The first summer I spent in Colorado I did some of the more touristy things that the state has to offer. These are things that everyone who visits or even lives here should do at some point so I figured I'd check them off the list right away. One of those activities was driving Trail Ridge Road in Rocky Mountain National Park (RMNP) from the east side of the park to the west side. The road climbs above treeline as it snakes through the mountains and provides spectacular view of the Rocky Mountains. At the top there are several viewpoints where you can look west. One of the things that struck me as I was looking around was the valley between the mountains I was standing on and the ones to the west. I could look over the edge, 2000 feet down, and see a river and some lakes down there and I remember wondering to myself whether you could get down there to go hiking.
The view of the Gorge Lakes from Trail Ridge Road
A couple years later I was perusing one of my books that details all of the hiking trails in RMNP. I came across a section about the Gorge Lakes and as I started reading I had an eureka moment. This was it, this was the area that I had looked down upon years before from the road and here were the details for how to get there. I took in all I could from the book and when it said that there was actually a backcountry campsite down in there I got really excited. I immediately figured out how to book the site and on the first day you can reserve backcountry sites in RMNP I got online and reserved Little Rock Lake campsite for two nights during the first weekend of September. The next step, which turned out to be pretty easy, was finding a couple of friends who wanted to do it with me. Andrew and Mike were on board right away so then all we had to do was wait for September to come.
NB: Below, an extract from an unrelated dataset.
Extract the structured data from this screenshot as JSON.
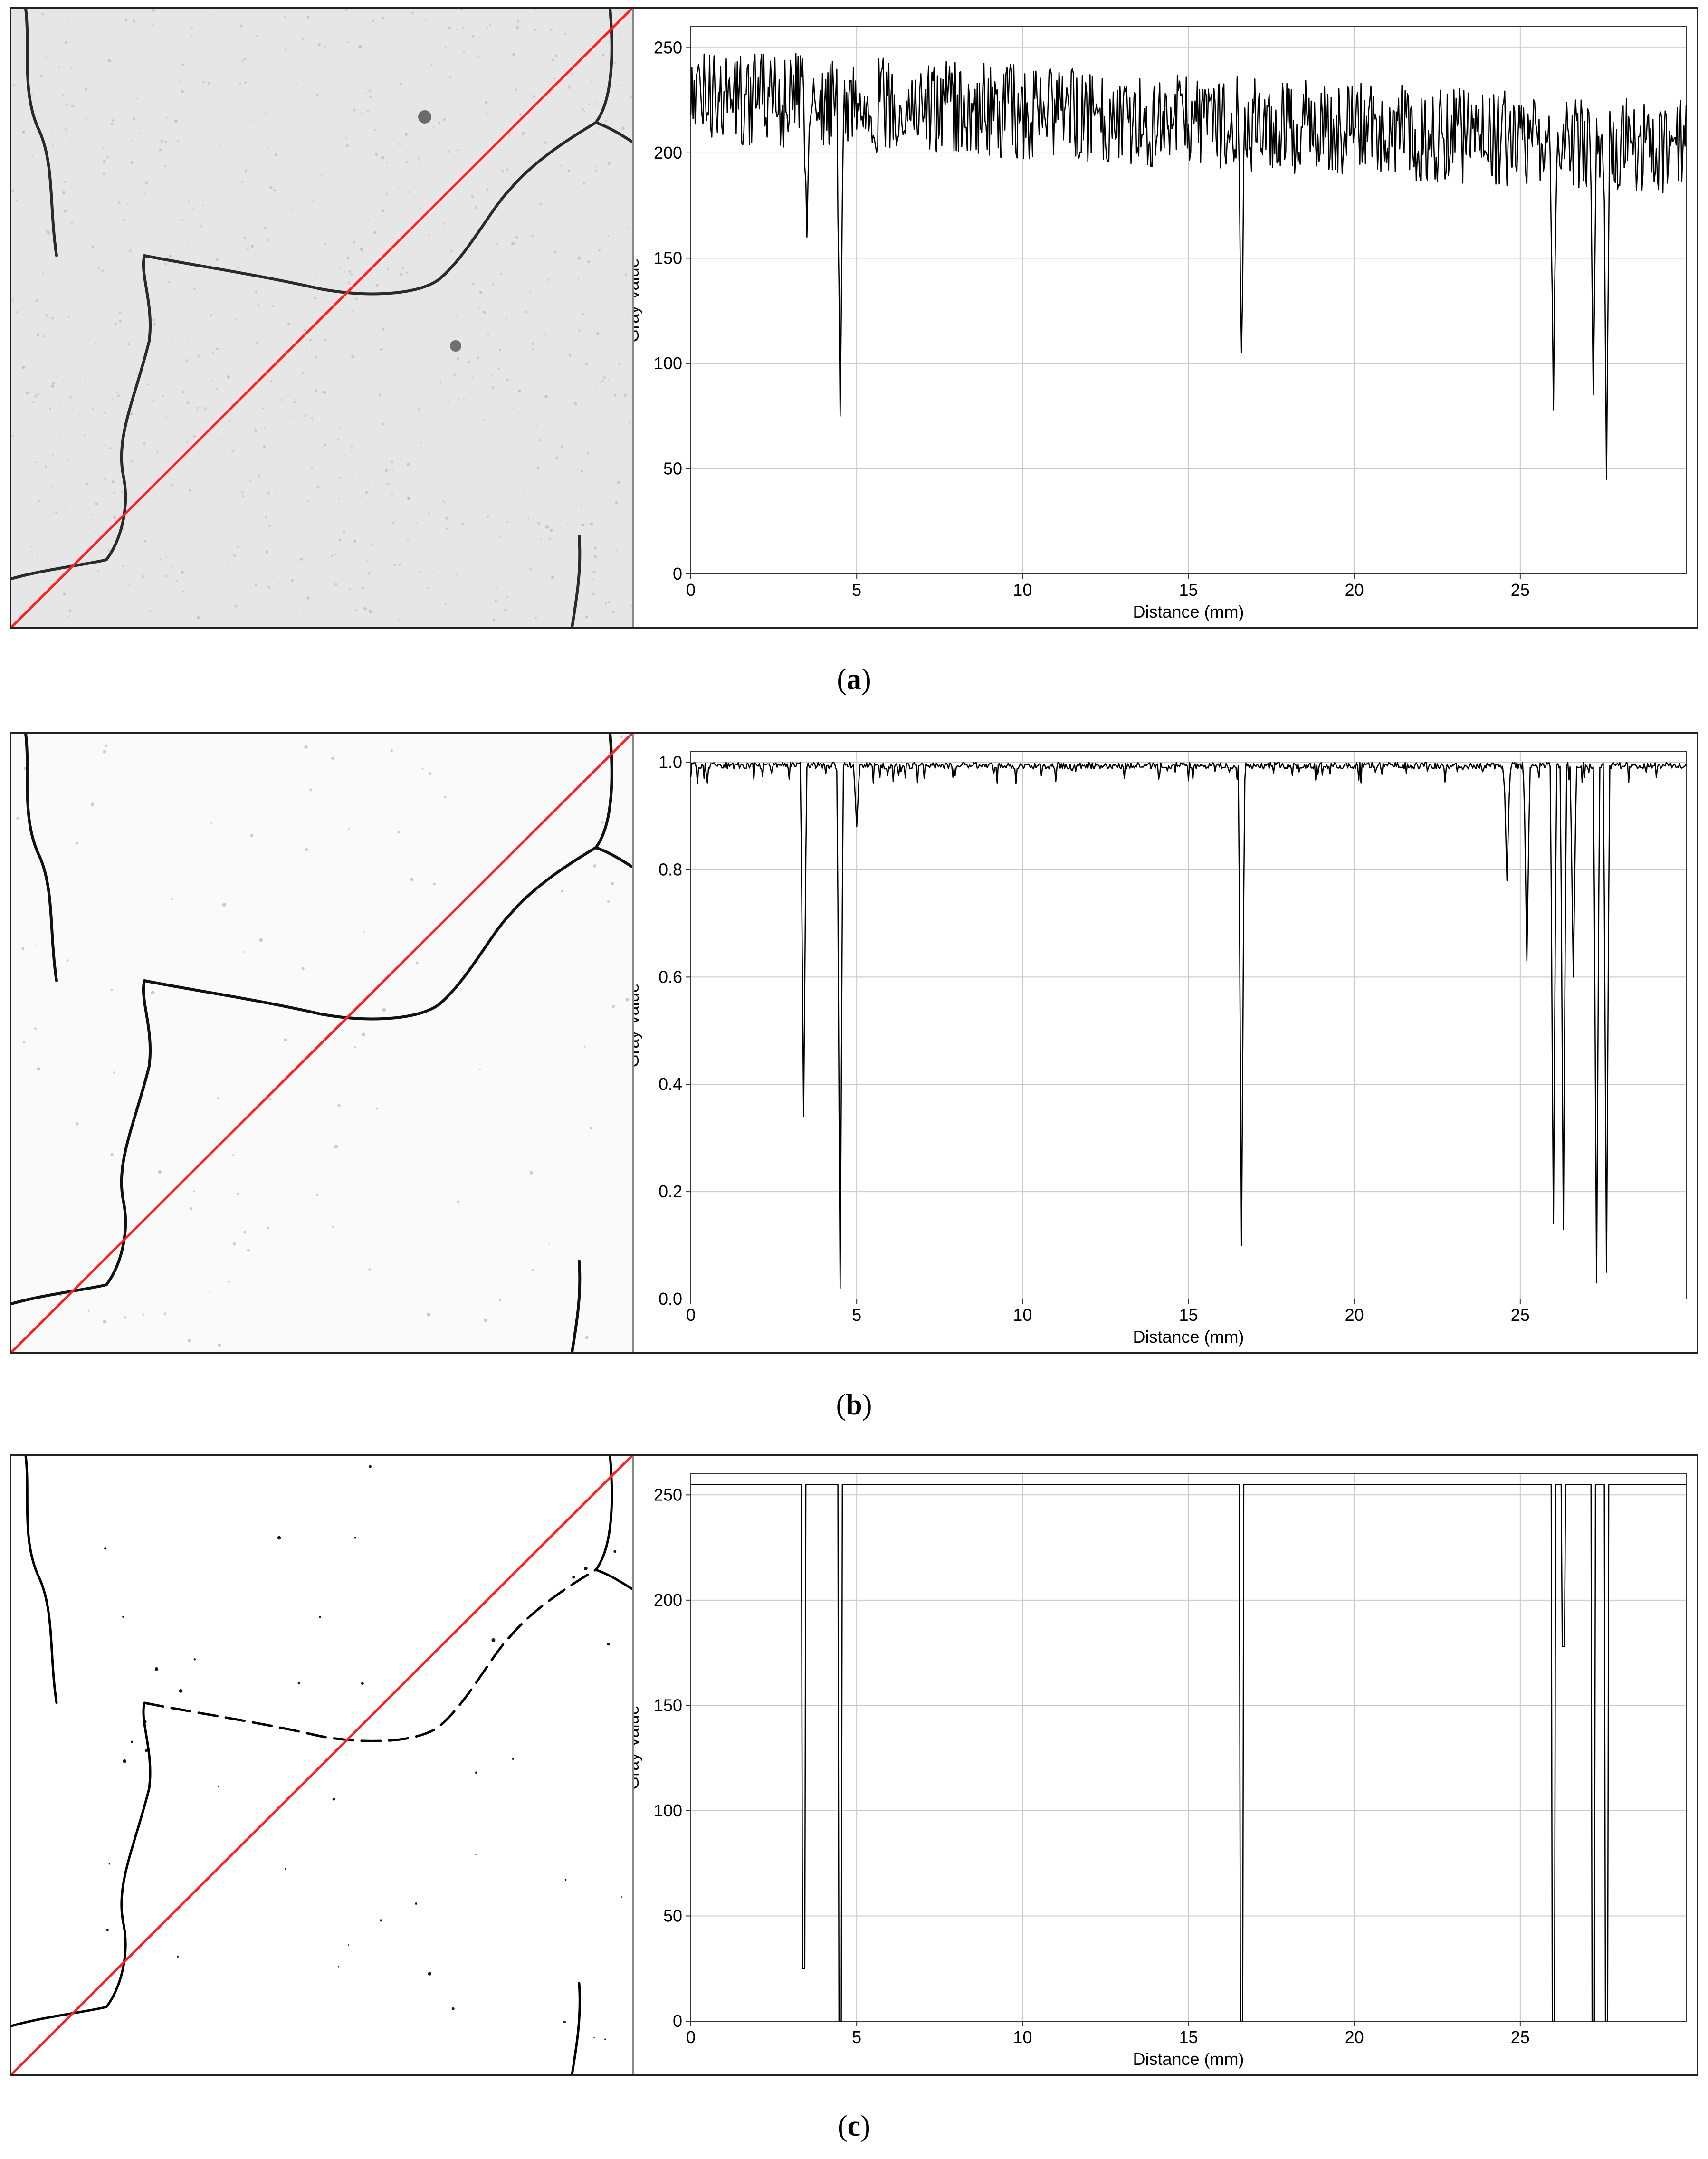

When the day arrived we got up before dawn and made the drive to the park. It was a little chilly down in Denver and Boulder and as we drove up into the mountains the temperature continued to drop and of course a light rain began to fall. By the time we made it to the trailhead at Milner Pass the temperature was 34 degrees and a steady light rain was falling. We sat in the car with the heat blasting and had a long conversation about whether this was going to be worth it. We were inches away from calling it and just driving into town to hang out for the weekend when the rain broke (momentarily). We made the decision that we were there so we might as well do it. We hopped out of the car, got our packs together and got on the trail just in time for the rain to start again. At this point we were hiking though so there was no turning back.
As we climbed the trail the rain continued and the fog got thicker. I would be lying if I told you it wasn't pretty miserable for the first 45 minutes. After about a mile and a half of hiking the fog decided to lift for a minute and we got a decent little view of the tundra we were hiking through. We used this little break in the weather as an opportunity to take stock of where we were.
A break in the rain lets us regroup
The trail looking back from where we just came.
On a normal trail, hiking through fog isn't so bad. You can generally follow the trail to your destination without really getting lost. But the hike to this campsite is not a normal trail. You start off on a trail that takes you to Mt. Ida and beyond but the route to the campsite and the Gorge Lakes splits off about a half mile from the summit to Mt. Ida. From there you hike off trail down a ridge and into the gorge, navigating by compass and, assuming you can see, following the most logical route down the mountain. Unfortunately for us, the fog made it a bit difficult to see where we were going. Nevertheless, we pressed on keeping a lookout on our left for the ridge that we would use to navigate down the mountain. At one point, completely surrounded by fog, we came to a rocky outcrop that felt like it was higher than everything around it. We pulled out or compass and map, looked around and made the decision that there was no way that we had already gotten to the summit of Mt. Ida. Besides, we hadn't seen any ridges off to our left so we should probably keep going. We continued to press on but the trail started down hill pretty steeply and when we consulted the compass we decided that we were going the wrong way. Back up hill we trudged to that same rocky outcropping where, to our surprise, we found three human beings. One of them had a gps and proclaimed we were standing on the summit of Mt. Ida. And that is the story of how we hiked half a mile too far and up an extra 800 feet to decided we hadn't hiked far enough so we should keep going, just to decide we had gone too far therefore deciding to turn around hike back up a couple hundred feet just so we could accidentally summit Mt. Ida twice in one day.
Hey Andrew and Mike, how is the view from the top of Mt. Ida today?